PCMCIA socket for the nanoEngine board

Miguel Freitas
Updated Sep 30, 2002

First of all... Rant mode!

nanoEngine is a very well designed StrongArm based board. It includes a 200MHz processor, 32MB SDRAM, 16MB Flash and an Intel 10/100Mbps ethernet chipset at an incredibly small size.
That board was created by a small company called BrightStar Engineering. Be aware they have limited resources and many people have trouble getting support from them.
My case is probably an extreme: I've e-mailed them several times, filled the web support form, sent faxes and got no response. Neither the "sales" nor "support" department gave me any information. I found that the only way you can ever expect to contact them is by calling Stuart Adams (BSE president) directly.
Even after pondering about the lack of resources to offer proper support, any technology company shouldn't, IMHO, completely ignore electronics communications. At least a standard message explaining the situation would be fine, it doesn't take more than 30 seconds to write a two-lines reply! I would really recommend using nanoEngine on your products, however you should seriously think about the support issue.
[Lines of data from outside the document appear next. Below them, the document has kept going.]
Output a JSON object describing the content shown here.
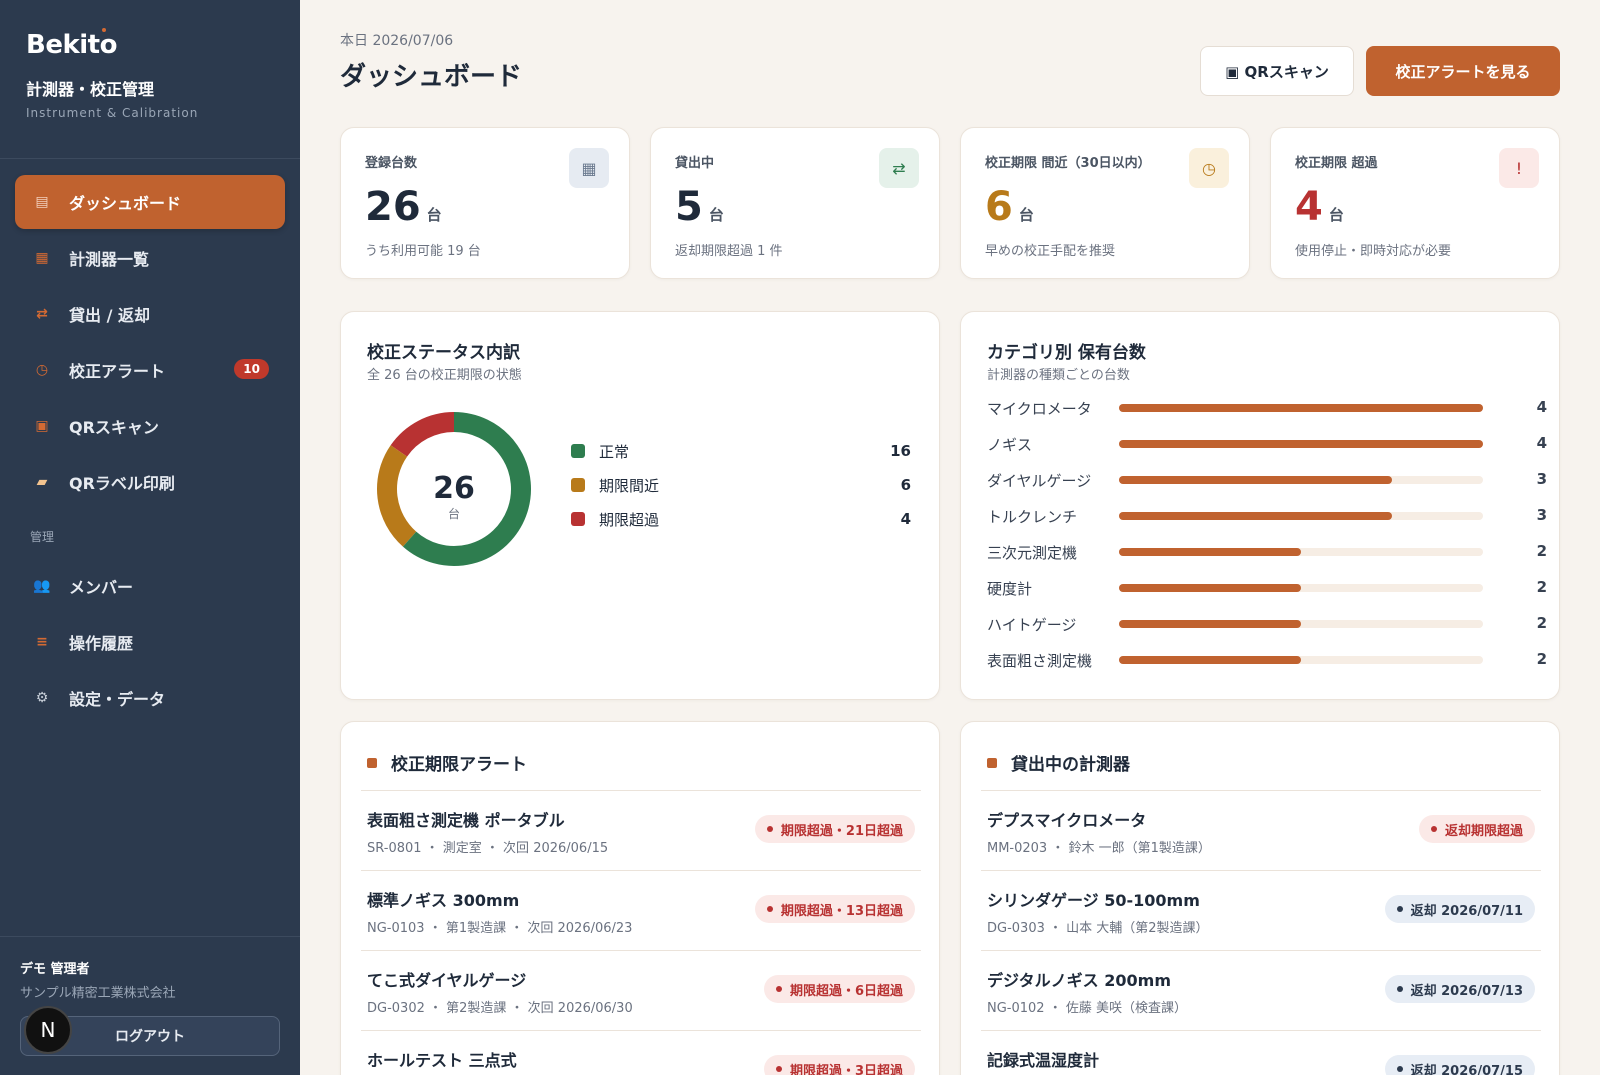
{
  "sidebar": {
    "logo": "Bekito",
    "app_title": "計測器・校正管理",
    "app_subtitle": "Instrument & Calibration",
    "nav": [
      {
        "label": "ダッシュボード",
        "icon": "▤"
      },
      {
        "label": "計測器一覧",
        "icon": "▦"
      },
      {
        "label": "貸出 / 返却",
        "icon": "⇄"
      },
      {
        "label": "校正アラート",
        "icon": "◷",
        "badge": "10"
      },
      {
        "label": "QRスキャン",
        "icon": "▣"
      },
      {
        "label": "QRラベル印刷",
        "icon": "▰"
      }
    ],
    "section_label": "管理",
    "admin_nav": [
      {
        "label": "メンバー",
        "icon": "👥"
      },
      {
        "label": "操作履歴",
        "icon": "≡"
      },
      {
        "label": "設定・データ",
        "icon": "⚙"
      }
    ],
    "user_name": "デモ 管理者",
    "user_org": "サンプル精密工業株式会社",
    "logout_label": "ログアウト",
    "avatar_letter": "N"
  },
  "header": {
    "date": "本日 2026/07/06",
    "title": "ダッシュボード",
    "qr_button": "▣ QRスキャン",
    "alert_button": "校正アラートを見る"
  },
  "stats": [
    {
      "label": "登録台数",
      "value": "26",
      "unit": "台",
      "note": "うち利用可能 19 台",
      "icon": "▦",
      "color": "#1f2a3a",
      "icon_bg": "#e6ebf2",
      "icon_color": "#6b7a8f"
    },
    {
      "label": "貸出中",
      "value": "5",
      "unit": "台",
      "note": "返却期限超過 1 件",
      "icon": "⇄",
      "color": "#1f2a3a",
      "icon_bg": "#e5f1ea",
      "icon_color": "#2e7d4f"
    },
    {
      "label": "校正期限 間近（30日以内）",
      "value": "6",
      "unit": "台",
      "note": "早めの校正手配を推奨",
      "icon": "◷",
      "color": "#b87a1a",
      "icon_bg": "#faf0dc",
      "icon_color": "#b87a1a"
    },
    {
      "label": "校正期限 超過",
      "value": "4",
      "unit": "台",
      "note": "使用停止・即時対応が必要",
      "icon": "!",
      "color": "#b83232",
      "icon_bg": "#fbe9e7",
      "icon_color": "#b83232"
    }
  ],
  "status_panel": {
    "title": "校正ステータス内訳",
    "subtitle": "全 26 台の校正期限の状態",
    "center_value": "26",
    "center_unit": "台"
  },
  "category_panel": {
    "title": "カテゴリ別 保有台数",
    "subtitle": "計測器の種類ごとの台数"
  },
  "chart_data": [
    {
      "type": "pie",
      "categories": [
        "正常",
        "期限間近",
        "期限超過"
      ],
      "values": [
        16,
        6,
        4
      ],
      "colors": [
        "#2e7d4f",
        "#b87a1a",
        "#b83232"
      ]
    },
    {
      "type": "bar",
      "categories": [
        "マイクロメータ",
        "ノギス",
        "ダイヤルゲージ",
        "トルクレンチ",
        "三次元測定機",
        "硬度計",
        "ハイトゲージ",
        "表面粗さ測定機"
      ],
      "values": [
        4,
        4,
        3,
        3,
        2,
        2,
        2,
        2
      ],
      "xlim": [
        0,
        4
      ],
      "color": "#c0622f"
    }
  ],
  "alerts": {
    "title": "校正期限アラート",
    "items": [
      {
        "name": "表面粗さ測定機 ポータブル",
        "meta": "SR-0801 ・ 測定室 ・ 次回 2026/06/15",
        "badge": "期限超過・21日超過"
      },
      {
        "name": "標準ノギス 300mm",
        "meta": "NG-0103 ・ 第1製造課 ・ 次回 2026/06/23",
        "badge": "期限超過・13日超過"
      },
      {
        "name": "てこ式ダイヤルゲージ",
        "meta": "DG-0302 ・ 第2製造課 ・ 次回 2026/06/30",
        "badge": "期限超過・6日超過"
      },
      {
        "name": "ホールテスト 三点式",
        "meta": "",
        "badge": "期限超過・3日超過"
      }
    ]
  },
  "loans": {
    "title": "貸出中の計測器",
    "items": [
      {
        "name": "デプスマイクロメータ",
        "meta": "MM-0203 ・ 鈴木 一郎（第1製造課）",
        "badge": "返却期限超過",
        "kind": "red"
      },
      {
        "name": "シリンダゲージ 50-100mm",
        "meta": "DG-0303 ・ 山本 大輔（第2製造課）",
        "badge": "返却 2026/07/11",
        "kind": "blue"
      },
      {
        "name": "デジタルノギス 200mm",
        "meta": "NG-0102 ・ 佐藤 美咲（検査課）",
        "badge": "返却 2026/07/13",
        "kind": "blue"
      },
      {
        "name": "記録式温湿度計",
        "meta": "",
        "badge": "返却 2026/07/15",
        "kind": "blue"
      }
    ]
  }
}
What is this document about?

Although nanoEngine is such a good product it doesn't have an important feature for my project needs: data storage. Fortunately StrongArm processor gives to the experienced engineer most of the support for adding PCMCIA/Compact-Flash cards. This document is about how to do a simple (no buffers, no hot-swap, no 5v) socket for PCMCIA.


Anyone intending to implement such thing will get into trouble very soon. To start with, the provided nanoEngine development kit is a complete waste of time (and money). They ship an old Linux kernel with things they built (god only knows how) and no documentation at all.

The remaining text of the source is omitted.